民進党はやっぱり支持出来ない

 5月18日の党首討論における岡田代表の発言はまこと噴飯ものであった。安倍総理が基本的に「消費税引き上げに消極的」であることを見越したうえで、姑息にも「引き上げ延期」を持ち出したのである。消費税引き上げを巡る議論は喧しいが、この問題は本当に言うほどに重要なのであろうか。要は、景気か財政再建かということである。考えて見て欲しい。「8%から10%」への引き上げは、たかだか2%のアップである。これで景気回復が失速するのだとすれば、日本経済の実力はその程度ということであろう。
 唐突であるが、例えば私は円安政策などの方が、消費者にはより影響が大きいものと考えている。80円が120円になると、これは言うまでもなく輸入品に関して5割の物価上昇要因となる。基本的に、円安は輸出企業を中心に恩恵が及ぶものである。円安効果があまねく国民経済に均霑化すればそれはそれで評価されるのだが、実際は輸出大企業のキャッシュフローとして企業内に留まるのが関の山である。ということは円安効果が経済連鎖の中で、リークしてしまっているのだ。これでは本当に消費者は踏んだり蹴ったりである。パナマ白書の疑惑もある。

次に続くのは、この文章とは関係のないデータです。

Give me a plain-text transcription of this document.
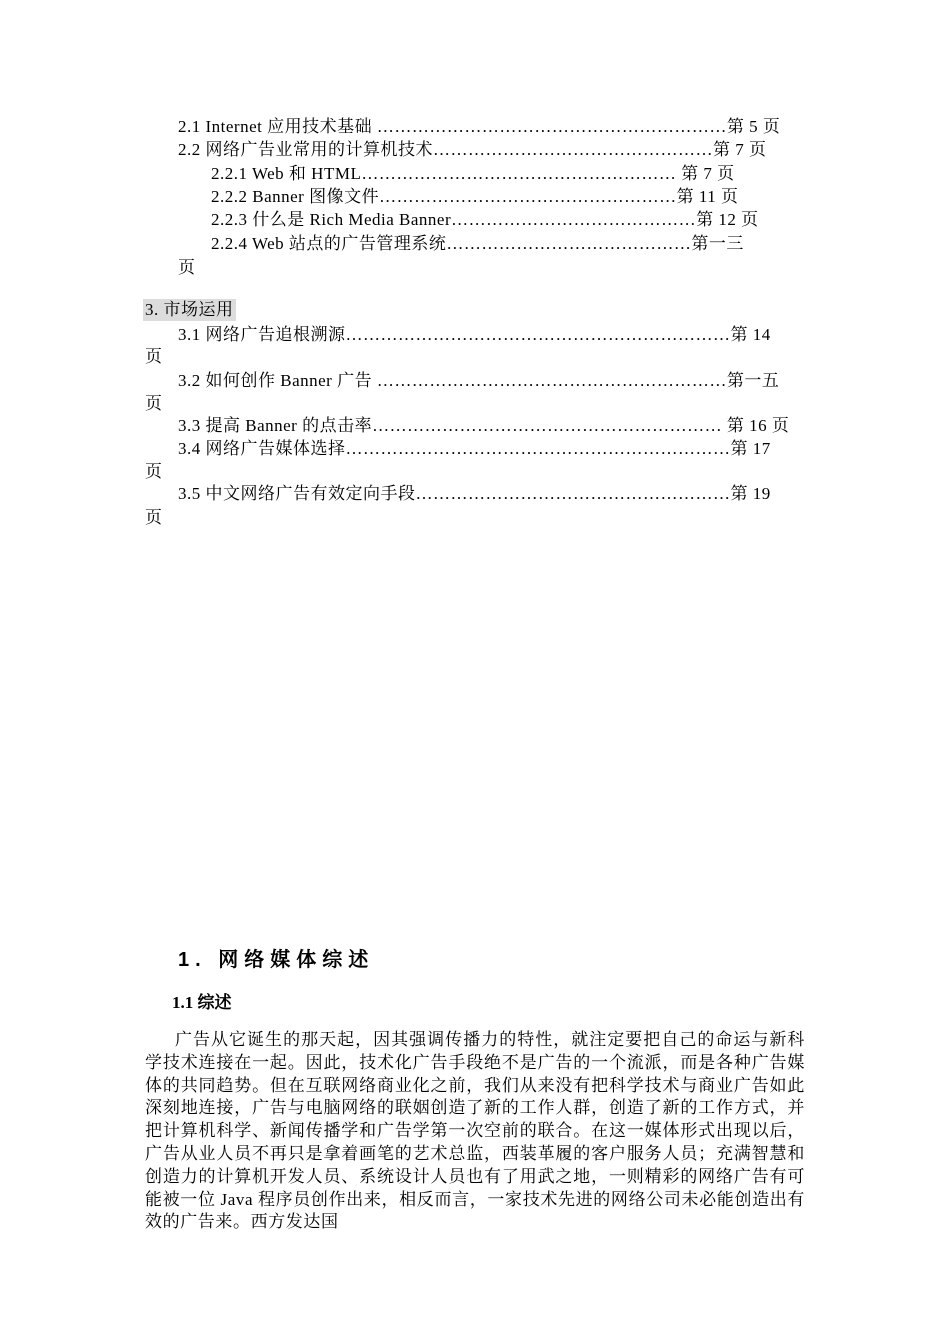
2.1 Internet 应用技术基础 ……………………………………………………第 5 页
2.2 网络广告业常用的计算机技术…………………………………………第 7 页
2.2.1 Web 和 HTML……………………………………………… 第 7 页
2.2.2 Banner 图像文件……………………………………………第 11 页
2.2.3 什么是 Rich Media Banner……………………………………第 12 页
2.2.4 Web 站点的广告管理系统……………………………………第一三
页
3. 市场运用
3.1 网络广告追根溯源…………………………………………………………第 14
页
3.2 如何创作 Banner 广告 ……………………………………………………第一五
页
3.3 提高 Banner 的点击率…………………………………………………… 第 16 页
3.4 网络广告媒体选择…………………………………………………………第 17
页
3.5 中文网络广告有效定向手段………………………………………………第 19
页
1. 网络媒体综述
1.1 综述
广告从它诞生的那天起，因其强调传播力的特性，就注定要把自己的命运与新科学技术连接在一起。因此，技术化广告手段绝不是广告的一个流派，而是各种广告媒体的共同趋势。但在互联网络商业化之前，我们从来没有把科学技术与商业广告如此深刻地连接，广告与电脑网络的联姻创造了新的工作人群，创造了新的工作方式，并把计算机科学、新闻传播学和广告学第一次空前的联合。在这一媒体形式出现以后，广告从业人员不再只是拿着画笔的艺术总监，西装革履的客户服务人员；充满智慧和创造力的计算机开发人员、系统设计人员也有了用武之地，一则精彩的网络广告有可能被一位 Java 程序员创作出来，相反而言，一家技术先进的网络公司未必能创造出有效的广告来。西方发达国
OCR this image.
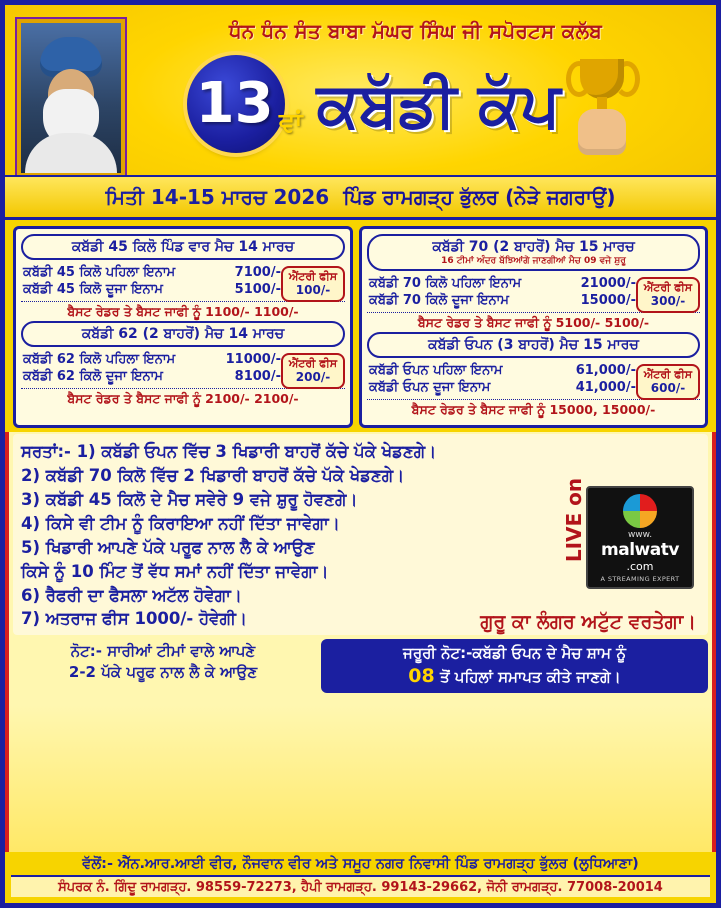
ਧੰਨ ਧੰਨ ਸੰਤ ਬਾਬਾ ਮੱਘਰ ਸਿੰਘ ਜੀ ਸਪੋਰਟਸ ਕਲੱਬ
13 ਵਾਂ ਕਬੱਡੀ ਕੱਪ
ਮਿਤੀ 14-15 ਮਾਰਚ 2026 ਪਿੰਡ ਰਾਮਗੜ੍ਹ ਭੁੱਲਰ (ਨੇੜੇ ਜਗਰਾਉਂ)
ਕਬੱਡੀ 45 ਕਿਲੋ ਪਿੰਡ ਵਾਰ ਮੈਚ 14 ਮਾਰਚ
ਐਂਟਰੀ ਫੀਸ
100/-
ਕਬੱਡੀ 45 ਕਿਲੋ ਪਹਿਲਾ ਇਨਾਮ	7100/-
ਕਬੱਡੀ 45 ਕਿਲੋ ਦੂਜਾ ਇਨਾਮ	5100/-
ਬੈਸਟ ਰੇਡਰ ਤੇ ਬੈਸਟ ਜਾਫੀ ਨੂੰ 1100/- 1100/-
ਕਬੱਡੀ 62 (2 ਬਾਹਰੋਂ) ਮੈਚ 14 ਮਾਰਚ
ਐਂਟਰੀ ਫੀਸ
200/-
ਕਬੱਡੀ 62 ਕਿਲੋ ਪਹਿਲਾ ਇਨਾਮ	11000/-
ਕਬੱਡੀ 62 ਕਿਲੋ ਦੂਜਾ ਇਨਾਮ	8100/-
ਬੈਸਟ ਰੇਡਰ ਤੇ ਬੈਸਟ ਜਾਫੀ ਨੂੰ 2100/- 2100/-
ਕਬੱਡੀ 70 (2 ਬਾਹਰੋਂ) ਮੈਚ 15 ਮਾਰਚ
16 ਟੀਮਾਂ ਅੰਦਰ ਬੱਝਿਆਂਗੇ ਜਾਣਗੀਆਂ ਮੈਚ 09 ਵਜੇ ਸ਼ੁਰੂ
ਐਂਟਰੀ ਫੀਸ
300/-
ਕਬੱਡੀ 70 ਕਿਲੋ ਪਹਿਲਾ ਇਨਾਮ	21000/-
ਕਬੱਡੀ 70 ਕਿਲੋ ਦੂਜਾ ਇਨਾਮ	15000/-
ਬੈਸਟ ਰੇਡਰ ਤੇ ਬੈਸਟ ਜਾਫੀ ਨੂੰ 5100/- 5100/-
ਕਬੱਡੀ ਓਪਨ (3 ਬਾਹਰੋਂ) ਮੈਚ 15 ਮਾਰਚ
ਐਂਟਰੀ ਫੀਸ
600/-
ਕਬੱਡੀ ਓਪਨ ਪਹਿਲਾ ਇਨਾਮ	61,000/-
ਕਬੱਡੀ ਓਪਨ ਦੂਜਾ ਇਨਾਮ	41,000/-
ਬੈਸਟ ਰੇਡਰ ਤੇ ਬੈਸਟ ਜਾਫੀ ਨੂੰ 15000, 15000/-
ਸਰਤਾਂ:- 1) ਕਬੱਡੀ ਓਪਨ ਵਿੱਚ 3 ਖਿਡਾਰੀ ਬਾਹਰੋਂ ਕੱਚੇ ਪੱਕੇ ਖੇਡਣਗੇ।
2) ਕਬੱਡੀ 70 ਕਿਲੋ ਵਿੱਚ 2 ਖਿਡਾਰੀ ਬਾਹਰੋਂ ਕੱਚੇ ਪੱਕੇ ਖੇਡਣਗੇ।
3) ਕਬੱਡੀ 45 ਕਿਲੋ ਦੇ ਮੈਚ ਸਵੇਰੇ 9 ਵਜੇ ਸ਼ੁਰੂ ਹੋਵਣਗੇ।
4) ਕਿਸੇ ਵੀ ਟੀਮ ਨੂੰ ਕਿਰਾਇਆ ਨਹੀਂ ਦਿੱਤਾ ਜਾਵੇਗਾ।
5) ਖਿਡਾਰੀ ਆਪਣੇ ਪੱਕੇ ਪਰੂਫ ਨਾਲ ਲੈ ਕੇ ਆਉਣ
ਕਿਸੇ ਨੂੰ 10 ਮਿੰਟ ਤੋਂ ਵੱਧ ਸਮਾਂ ਨਹੀਂ ਦਿੱਤਾ ਜਾਵੇਗਾ।
6) ਰੈਫਰੀ ਦਾ ਫੈਸਲਾ ਅਟੱਲ ਹੋਵੇਗਾ।
7) ਅਤਰਾਜ ਫੀਸ 1000/- ਹੋਵੇਗੀ।
LIVE on	www.
malwatv
.com
A STREAMING EXPERT
ਗੁਰੂ ਕਾ ਲੰਗਰ ਅਟੁੱਟ ਵਰਤੇਗਾ।
ਨੋਟ:- ਸਾਰੀਆਂ ਟੀਮਾਂ ਵਾਲੇ ਆਪਣੇ
2-2 ਪੱਕੇ ਪਰੂਫ ਨਾਲ ਲੈ ਕੇ ਆਉਣ
ਜਰੂਰੀ ਨੋਟ:-ਕਬੱਡੀ ਓਪਨ ਦੇ ਮੈਚ ਸ਼ਾਮ ਨੂੰ
08 ਤੋਂ ਪਹਿਲਾਂ ਸਮਾਪਤ ਕੀਤੇ ਜਾਣਗੇ।
ਵੱਲੋਂ:- ਐੱਨ.ਆਰ.ਆਈ ਵੀਰ, ਨੌਜਵਾਨ ਵੀਰ ਅਤੇ ਸਮੂਹ ਨਗਰ ਨਿਵਾਸੀ ਪਿੰਡ ਰਾਮਗੜ੍ਹ ਭੁੱਲਰ (ਲੁਧਿਆਣਾ)
ਸੰਪਰਕ ਨੰ. ਗਿੰਦੂ ਰਾਮਗੜ੍ਹ. 98559-72273, ਹੈਪੀ ਰਾਮਗੜ੍ਹ. 99143-29662, ਜੋਨੀ ਰਾਮਗੜ੍ਹ. 77008-20014
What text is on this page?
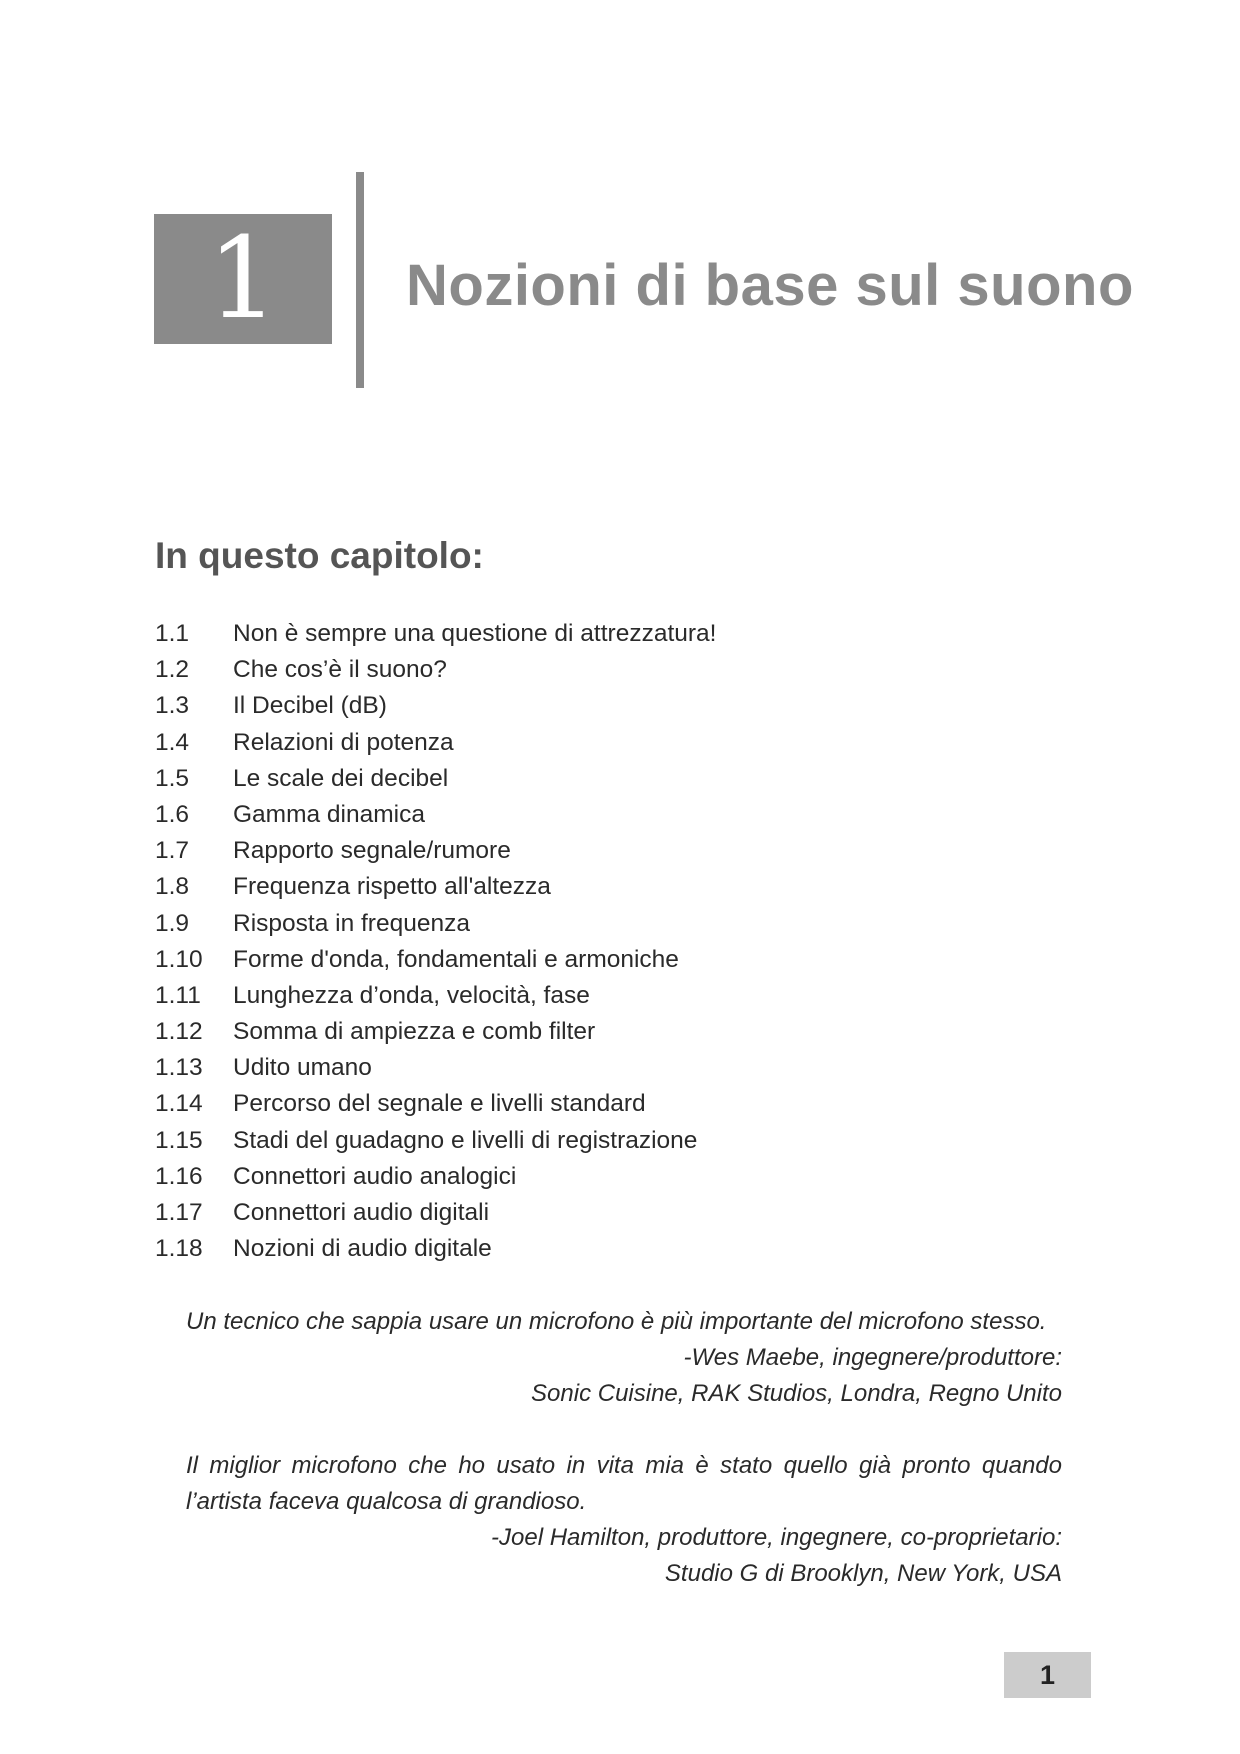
1 Nozioni di base sul suono
In questo capitolo:
1.1 Non è sempre una questione di attrezzatura!
1.2 Che cos’è il suono?
1.3 Il Decibel (dB)
1.4 Relazioni di potenza
1.5 Le scale dei decibel
1.6 Gamma dinamica
1.7 Rapporto segnale/rumore
1.8 Frequenza rispetto all'altezza
1.9 Risposta in frequenza
1.10 Forme d'onda, fondamentali e armoniche
1.11 Lunghezza d’onda, velocità, fase
1.12 Somma di ampiezza e comb filter
1.13 Udito umano
1.14 Percorso del segnale e livelli standard
1.15 Stadi del guadagno e livelli di registrazione
1.16 Connettori audio analogici
1.17 Connettori audio digitali
1.18 Nozioni di audio digitale

Un tecnico che sappia usare un microfono è più importante del microfono stesso.

-Wes Maebe, ingegnere/produttore:

Sonic Cuisine, RAK Studios, Londra, Regno Unito

Il miglior microfono che ho usato in vita mia è stato quello già pronto quando l’artista faceva qualcosa di grandioso.

-Joel Hamilton, produttore, ingegnere, co-proprietario:

Studio G di Brooklyn, New York, USA

1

 消費税に戻る。消費税の問題は、短期的に見た景気回復を重視するか、長期的に見た財政再建を重視するかということである。これは世界の著名なエコノミストをいくら呼んで来ても、結論が出ないと考えるのが常識だ。このことは偏に経済理論の問題ではなく、社会哲学の問題なのである。ウルグアイのムヒカ元大統領が評価されるのは、確固たる社会哲学を持っているからである。
 思い出して欲しい。2012年暮れの党首討論で、野田総理は「消費税引き上げの是非」を問うために、解散総選挙に売って出て、そして民主党は野に下った。私はこの時民主党は党是として財政再建に重き置いているものと勝手に解釈して、野田民主党を支持した。それが岡田代表民主党伝統の哲学をかなぐり捨てて、「消費税引き上げストップ」を宣言したのである。これは明らかに選挙対策であり、人気取り作戦であることは間違いない。安倍総理も同じ穴の狢。結局、消費税を巡る争点は端から存在しないのだ。民進党がこの体たらくでは当然のこと、支持出来ない。一方で自民党も支持出来ない。またまたハムレットの心境である。さらにここへ来て、舛添問題。政治不信の炎はますます燎原を焼き尽くしてしまう。